Just because the canon might not resolve many cases today, though, should not lead courts to underestimate its value. We must place the canon in the context of the interpretive approach that courts followed when they adopted it—not the approach that the Supreme Court follows today. Consider the English experience. English courts long practiced the “equity of the statute” by which they would extend statutes to cover conduct that fell outside their plain terms if the extension served the statute’s purpose. John F. Manning, Textualism and the Equity of the Statute, 101 Colum. L. Rev. 1, 8 (2001) (citation omitted). According to these courts, the pro- taxpayer canon barred this practice in the tax context. As Lord Cairns explained, “if the Crown, No. 25-3582 Flight Options, LLC v. United States Page 30
seeking to recover the tax, cannot bring the subject within the letter of the law, the subject is free, however apparently within the spirit of the law the case might otherwise appear to be.” Partington v. Att’y Gen., L. R. 4 H. L. 100, 122 (1869) (Cairns, L.). That is, courts could not follow an “equitable construction” to cover taxpayers who fell outside “the words of the statute” even if they fell within its purpose. Id. This mode of interpretation has existed in this country too. See, e.g., Holy Trinity Church v. United States, 143 U.S. 457, 459 (1892); see also Gun Owners, 168 F.4th at 823. So the canon can serve a similar purpose for federal courts: to prevent those courts from extending a tax law’s reach “in furtherance of the evident purposes and policy of the statute[.]” United States v. Kimball, 26 F. Cas. 782, 785 (C.C.D. Mass. 1844).

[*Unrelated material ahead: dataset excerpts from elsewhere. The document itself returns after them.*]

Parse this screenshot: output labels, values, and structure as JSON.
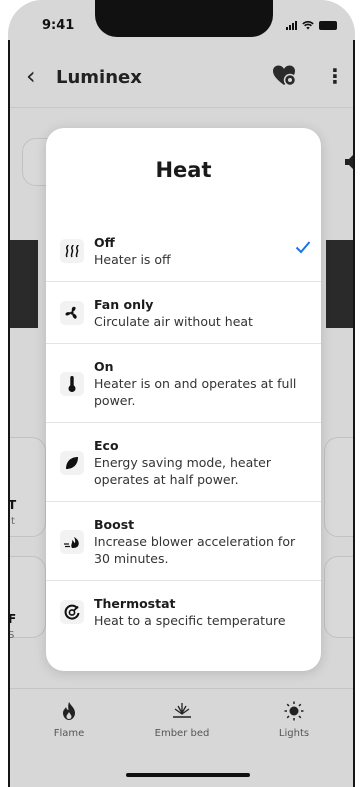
{
  "status_bar": {
    "time": "9:41"
  },
  "header": {
    "title": "Luminex"
  },
  "modal": {
    "title": "Heat",
    "options": [
      {
        "title": "Off",
        "description": "Heater is off",
        "icon": "heat-waves-icon",
        "selected": true
      },
      {
        "title": "Fan only",
        "description": "Circulate air without heat",
        "icon": "fan-icon",
        "selected": false
      },
      {
        "title": "On",
        "description": "Heater is on and operates at full power.",
        "icon": "thermometer-icon",
        "selected": false
      },
      {
        "title": "Eco",
        "description": "Energy saving mode, heater operates at half power.",
        "icon": "leaf-icon",
        "selected": false
      },
      {
        "title": "Boost",
        "description": "Increase blower acceleration for 30 minutes.",
        "icon": "boost-wind-icon",
        "selected": false
      },
      {
        "title": "Thermostat",
        "description": "Heat to a specific temperature",
        "icon": "thermostat-dial-icon",
        "selected": false
      }
    ]
  },
  "background": {
    "row1_letter": "T",
    "row1_sub": "It",
    "row2_letter": "F",
    "row2_sub": "S"
  },
  "tabbar": {
    "tabs": [
      {
        "label": "Flame",
        "icon": "flame-icon"
      },
      {
        "label": "Ember bed",
        "icon": "ember-bed-icon"
      },
      {
        "label": "Lights",
        "icon": "sun-icon"
      }
    ]
  },
  "colors": {
    "accent": "#1a73e8",
    "dim_background": "#d7d7d7",
    "modal": "#ffffff"
  }
}
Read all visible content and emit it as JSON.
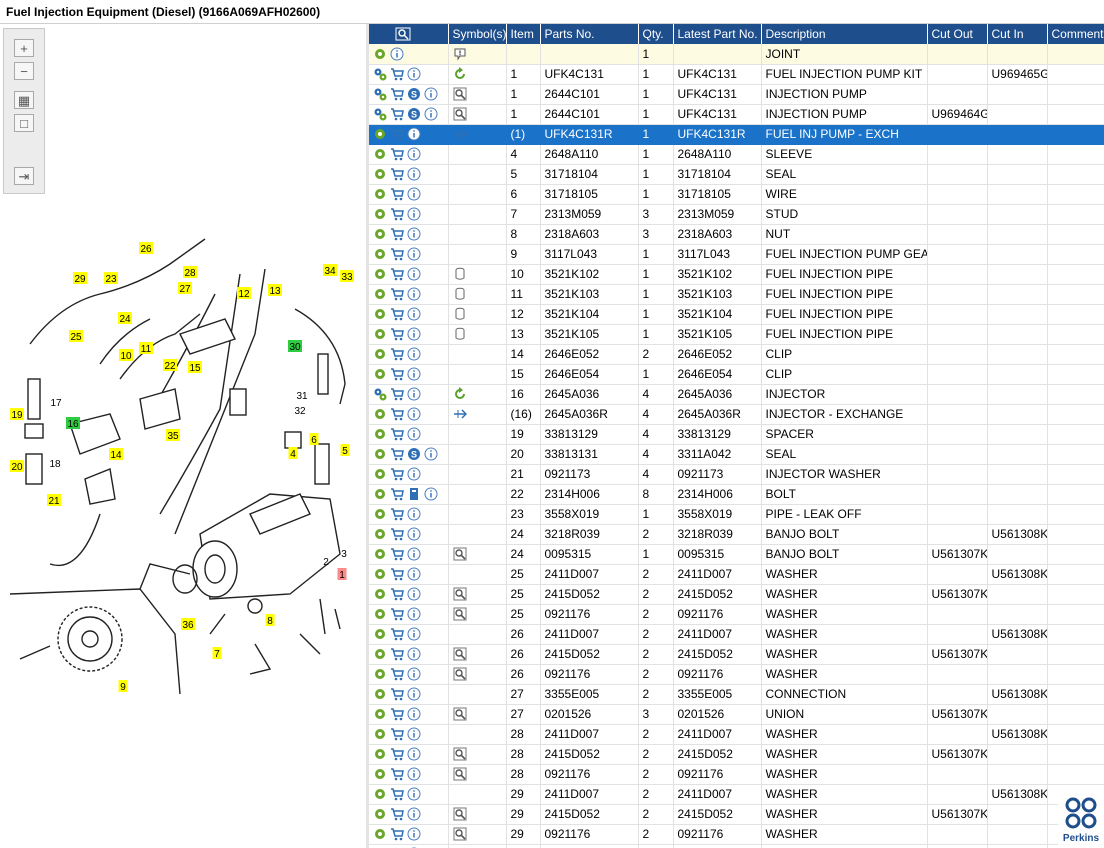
{
  "window": {
    "title": "Fuel Injection Equipment (Diesel) (9166A069AFH02600)"
  },
  "toolbox": {
    "zoom_in": "+",
    "zoom_out": "−",
    "fit": "▦",
    "box": "□",
    "panel": "⇥"
  },
  "columns": [
    "",
    "Symbol(s)",
    "Item",
    "Parts No.",
    "Qty.",
    "Latest Part No.",
    "Description",
    "Cut Out",
    "Cut In",
    "Comment"
  ],
  "rows": [
    {
      "a": [
        "gear",
        "info"
      ],
      "sym": "note",
      "item": "",
      "part": "",
      "qty": "1",
      "latest": "",
      "desc": "JOINT",
      "out": "",
      "in": "",
      "c": "",
      "style": "hl"
    },
    {
      "a": [
        "gears",
        "cart",
        "info"
      ],
      "sym": "refresh",
      "item": "1",
      "part": "UFK4C131",
      "qty": "1",
      "latest": "UFK4C131",
      "desc": "FUEL INJECTION PUMP KIT",
      "out": "",
      "in": "U969465G",
      "c": ""
    },
    {
      "a": [
        "gears",
        "cart",
        "s",
        "info"
      ],
      "sym": "mag",
      "item": "1",
      "part": "2644C101",
      "qty": "1",
      "latest": "UFK4C131",
      "desc": "INJECTION PUMP",
      "out": "",
      "in": "",
      "c": ""
    },
    {
      "a": [
        "gears",
        "cart",
        "s",
        "info"
      ],
      "sym": "mag",
      "item": "1",
      "part": "2644C101",
      "qty": "1",
      "latest": "UFK4C131",
      "desc": "INJECTION PUMP",
      "out": "U969464G",
      "in": "",
      "c": ""
    },
    {
      "a": [
        "gear",
        "cart",
        "info"
      ],
      "sym": "exchange",
      "item": "(1)",
      "part": "UFK4C131R",
      "qty": "1",
      "latest": "UFK4C131R",
      "desc": "FUEL INJ PUMP - EXCH",
      "out": "",
      "in": "",
      "c": "",
      "style": "sel"
    },
    {
      "a": [
        "gear",
        "cart",
        "info"
      ],
      "sym": "",
      "item": "4",
      "part": "2648A110",
      "qty": "1",
      "latest": "2648A110",
      "desc": "SLEEVE",
      "out": "",
      "in": "",
      "c": ""
    },
    {
      "a": [
        "gear",
        "cart",
        "info"
      ],
      "sym": "",
      "item": "5",
      "part": "31718104",
      "qty": "1",
      "latest": "31718104",
      "desc": "SEAL",
      "out": "",
      "in": "",
      "c": ""
    },
    {
      "a": [
        "gear",
        "cart",
        "info"
      ],
      "sym": "",
      "item": "6",
      "part": "31718105",
      "qty": "1",
      "latest": "31718105",
      "desc": "WIRE",
      "out": "",
      "in": "",
      "c": ""
    },
    {
      "a": [
        "gear",
        "cart",
        "info"
      ],
      "sym": "",
      "item": "7",
      "part": "2313M059",
      "qty": "3",
      "latest": "2313M059",
      "desc": "STUD",
      "out": "",
      "in": "",
      "c": ""
    },
    {
      "a": [
        "gear",
        "cart",
        "info"
      ],
      "sym": "",
      "item": "8",
      "part": "2318A603",
      "qty": "3",
      "latest": "2318A603",
      "desc": "NUT",
      "out": "",
      "in": "",
      "c": ""
    },
    {
      "a": [
        "gear",
        "cart",
        "info"
      ],
      "sym": "",
      "item": "9",
      "part": "3117L043",
      "qty": "1",
      "latest": "3117L043",
      "desc": "FUEL INJECTION PUMP GEAR",
      "out": "",
      "in": "",
      "c": ""
    },
    {
      "a": [
        "gear",
        "cart",
        "info"
      ],
      "sym": "can",
      "item": "10",
      "part": "3521K102",
      "qty": "1",
      "latest": "3521K102",
      "desc": "FUEL INJECTION PIPE",
      "out": "",
      "in": "",
      "c": ""
    },
    {
      "a": [
        "gear",
        "cart",
        "info"
      ],
      "sym": "can",
      "item": "11",
      "part": "3521K103",
      "qty": "1",
      "latest": "3521K103",
      "desc": "FUEL INJECTION PIPE",
      "out": "",
      "in": "",
      "c": ""
    },
    {
      "a": [
        "gear",
        "cart",
        "info"
      ],
      "sym": "can",
      "item": "12",
      "part": "3521K104",
      "qty": "1",
      "latest": "3521K104",
      "desc": "FUEL INJECTION PIPE",
      "out": "",
      "in": "",
      "c": ""
    },
    {
      "a": [
        "gear",
        "cart",
        "info"
      ],
      "sym": "can",
      "item": "13",
      "part": "3521K105",
      "qty": "1",
      "latest": "3521K105",
      "desc": "FUEL INJECTION PIPE",
      "out": "",
      "in": "",
      "c": ""
    },
    {
      "a": [
        "gear",
        "cart",
        "info"
      ],
      "sym": "",
      "item": "14",
      "part": "2646E052",
      "qty": "2",
      "latest": "2646E052",
      "desc": "CLIP",
      "out": "",
      "in": "",
      "c": ""
    },
    {
      "a": [
        "gear",
        "cart",
        "info"
      ],
      "sym": "",
      "item": "15",
      "part": "2646E054",
      "qty": "1",
      "latest": "2646E054",
      "desc": "CLIP",
      "out": "",
      "in": "",
      "c": ""
    },
    {
      "a": [
        "gears",
        "cart",
        "info"
      ],
      "sym": "refresh",
      "item": "16",
      "part": "2645A036",
      "qty": "4",
      "latest": "2645A036",
      "desc": "INJECTOR",
      "out": "",
      "in": "",
      "c": ""
    },
    {
      "a": [
        "gear",
        "cart",
        "info"
      ],
      "sym": "exchange",
      "item": "(16)",
      "part": "2645A036R",
      "qty": "4",
      "latest": "2645A036R",
      "desc": "INJECTOR - EXCHANGE",
      "out": "",
      "in": "",
      "c": ""
    },
    {
      "a": [
        "gear",
        "cart",
        "info"
      ],
      "sym": "",
      "item": "19",
      "part": "33813129",
      "qty": "4",
      "latest": "33813129",
      "desc": "SPACER",
      "out": "",
      "in": "",
      "c": ""
    },
    {
      "a": [
        "gear",
        "cart",
        "s",
        "info"
      ],
      "sym": "",
      "item": "20",
      "part": "33813131",
      "qty": "4",
      "latest": "3311A042",
      "desc": "SEAL",
      "out": "",
      "in": "",
      "c": ""
    },
    {
      "a": [
        "gear",
        "cart",
        "info"
      ],
      "sym": "",
      "item": "21",
      "part": "0921173",
      "qty": "4",
      "latest": "0921173",
      "desc": "INJECTOR WASHER",
      "out": "",
      "in": "",
      "c": ""
    },
    {
      "a": [
        "gear",
        "cart",
        "book",
        "info"
      ],
      "sym": "",
      "item": "22",
      "part": "2314H006",
      "qty": "8",
      "latest": "2314H006",
      "desc": "BOLT",
      "out": "",
      "in": "",
      "c": ""
    },
    {
      "a": [
        "gear",
        "cart",
        "info"
      ],
      "sym": "",
      "item": "23",
      "part": "3558X019",
      "qty": "1",
      "latest": "3558X019",
      "desc": "PIPE - LEAK OFF",
      "out": "",
      "in": "",
      "c": ""
    },
    {
      "a": [
        "gear",
        "cart",
        "info"
      ],
      "sym": "",
      "item": "24",
      "part": "3218R039",
      "qty": "2",
      "latest": "3218R039",
      "desc": "BANJO BOLT",
      "out": "",
      "in": "U561308K",
      "c": ""
    },
    {
      "a": [
        "gear",
        "cart",
        "info"
      ],
      "sym": "mag",
      "item": "24",
      "part": "0095315",
      "qty": "1",
      "latest": "0095315",
      "desc": "BANJO BOLT",
      "out": "U561307K",
      "in": "",
      "c": ""
    },
    {
      "a": [
        "gear",
        "cart",
        "info"
      ],
      "sym": "",
      "item": "25",
      "part": "2411D007",
      "qty": "2",
      "latest": "2411D007",
      "desc": "WASHER",
      "out": "",
      "in": "U561308K",
      "c": ""
    },
    {
      "a": [
        "gear",
        "cart",
        "info"
      ],
      "sym": "mag",
      "item": "25",
      "part": "2415D052",
      "qty": "2",
      "latest": "2415D052",
      "desc": "WASHER",
      "out": "U561307K",
      "in": "",
      "c": ""
    },
    {
      "a": [
        "gear",
        "cart",
        "info"
      ],
      "sym": "mag",
      "item": "25",
      "part": "0921176",
      "qty": "2",
      "latest": "0921176",
      "desc": "WASHER",
      "out": "",
      "in": "",
      "c": ""
    },
    {
      "a": [
        "gear",
        "cart",
        "info"
      ],
      "sym": "",
      "item": "26",
      "part": "2411D007",
      "qty": "2",
      "latest": "2411D007",
      "desc": "WASHER",
      "out": "",
      "in": "U561308K",
      "c": ""
    },
    {
      "a": [
        "gear",
        "cart",
        "info"
      ],
      "sym": "mag",
      "item": "26",
      "part": "2415D052",
      "qty": "2",
      "latest": "2415D052",
      "desc": "WASHER",
      "out": "U561307K",
      "in": "",
      "c": ""
    },
    {
      "a": [
        "gear",
        "cart",
        "info"
      ],
      "sym": "mag",
      "item": "26",
      "part": "0921176",
      "qty": "2",
      "latest": "0921176",
      "desc": "WASHER",
      "out": "",
      "in": "",
      "c": ""
    },
    {
      "a": [
        "gear",
        "cart",
        "info"
      ],
      "sym": "",
      "item": "27",
      "part": "3355E005",
      "qty": "2",
      "latest": "3355E005",
      "desc": "CONNECTION",
      "out": "",
      "in": "U561308K",
      "c": ""
    },
    {
      "a": [
        "gear",
        "cart",
        "info"
      ],
      "sym": "mag",
      "item": "27",
      "part": "0201526",
      "qty": "3",
      "latest": "0201526",
      "desc": "UNION",
      "out": "U561307K",
      "in": "",
      "c": ""
    },
    {
      "a": [
        "gear",
        "cart",
        "info"
      ],
      "sym": "",
      "item": "28",
      "part": "2411D007",
      "qty": "2",
      "latest": "2411D007",
      "desc": "WASHER",
      "out": "",
      "in": "U561308K",
      "c": ""
    },
    {
      "a": [
        "gear",
        "cart",
        "info"
      ],
      "sym": "mag",
      "item": "28",
      "part": "2415D052",
      "qty": "2",
      "latest": "2415D052",
      "desc": "WASHER",
      "out": "U561307K",
      "in": "",
      "c": ""
    },
    {
      "a": [
        "gear",
        "cart",
        "info"
      ],
      "sym": "mag",
      "item": "28",
      "part": "0921176",
      "qty": "2",
      "latest": "0921176",
      "desc": "WASHER",
      "out": "",
      "in": "",
      "c": ""
    },
    {
      "a": [
        "gear",
        "cart",
        "info"
      ],
      "sym": "",
      "item": "29",
      "part": "2411D007",
      "qty": "2",
      "latest": "2411D007",
      "desc": "WASHER",
      "out": "",
      "in": "U561308K",
      "c": ""
    },
    {
      "a": [
        "gear",
        "cart",
        "info"
      ],
      "sym": "mag",
      "item": "29",
      "part": "2415D052",
      "qty": "2",
      "latest": "2415D052",
      "desc": "WASHER",
      "out": "U561307K",
      "in": "",
      "c": ""
    },
    {
      "a": [
        "gear",
        "cart",
        "info"
      ],
      "sym": "mag",
      "item": "29",
      "part": "0921176",
      "qty": "2",
      "latest": "0921176",
      "desc": "WASHER",
      "out": "",
      "in": "",
      "c": ""
    },
    {
      "a": [
        "gear",
        "cart",
        "info"
      ],
      "sym": "",
      "item": "",
      "part": "",
      "qty": "",
      "latest": "",
      "desc": "",
      "out": "",
      "in": "",
      "c": ""
    }
  ],
  "callouts": [
    {
      "t": "26",
      "c": "y"
    },
    {
      "t": "29",
      "c": "y"
    },
    {
      "t": "23",
      "c": "y"
    },
    {
      "t": "28",
      "c": "y"
    },
    {
      "t": "27",
      "c": "y"
    },
    {
      "t": "12",
      "c": "y"
    },
    {
      "t": "13",
      "c": "y"
    },
    {
      "t": "34",
      "c": "y"
    },
    {
      "t": "33",
      "c": "y"
    },
    {
      "t": "24",
      "c": "y"
    },
    {
      "t": "25",
      "c": "y"
    },
    {
      "t": "11",
      "c": "y"
    },
    {
      "t": "10",
      "c": "y"
    },
    {
      "t": "22",
      "c": "y"
    },
    {
      "t": "15",
      "c": "y"
    },
    {
      "t": "30",
      "c": "g"
    },
    {
      "t": "19",
      "c": "y"
    },
    {
      "t": "16",
      "c": "g"
    },
    {
      "t": "35",
      "c": "y"
    },
    {
      "t": "14",
      "c": "y"
    },
    {
      "t": "20",
      "c": "y"
    },
    {
      "t": "21",
      "c": "y"
    },
    {
      "t": "6",
      "c": "y"
    },
    {
      "t": "4",
      "c": "y"
    },
    {
      "t": "5",
      "c": "y"
    },
    {
      "t": "1",
      "c": "r"
    },
    {
      "t": "36",
      "c": "y"
    },
    {
      "t": "8",
      "c": "y"
    },
    {
      "t": "7",
      "c": "y"
    },
    {
      "t": "9",
      "c": "y"
    }
  ],
  "plain_labels": [
    "17",
    "18",
    "31",
    "32",
    "2",
    "3"
  ],
  "brand": {
    "name": "Perkins"
  },
  "colors": {
    "header": "#1f4e8c",
    "selected": "#1a73c9",
    "callout_yellow": "#ffff00",
    "callout_green": "#2ecc40",
    "callout_red": "#ff8a8a"
  }
}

Indeed, this limitation might have more importance than one would think even in this textualist age. To this day, the taxing authorities sometimes try to prohibit a tax-avoidance practice that the Tax Code’s text permits on the ground that the practice falls within the general spirit of the relevant tax. See Summa Holdings, Inc. v. Comm’r, 848 F.3d 779, 781–82 (6th Cir. 2017). But the pro-taxpayer canon makes clear that those authorities may not seek to penalize “a Code-compliant transaction in the service of general concerns about tax avoidance.” Id. at 787. Over a hundred years ago, we said that the taxing authorities may not rely on “mere implication from analogies” to tax conduct that does not “plainly” fall within the relevant tax law. United States v. Mullins, 119 F. 334, 337 (6th Cir. 1902). And I would continue to follow that rule today.
With this understanding of the relevant tax canons, I concur in the majority opinion.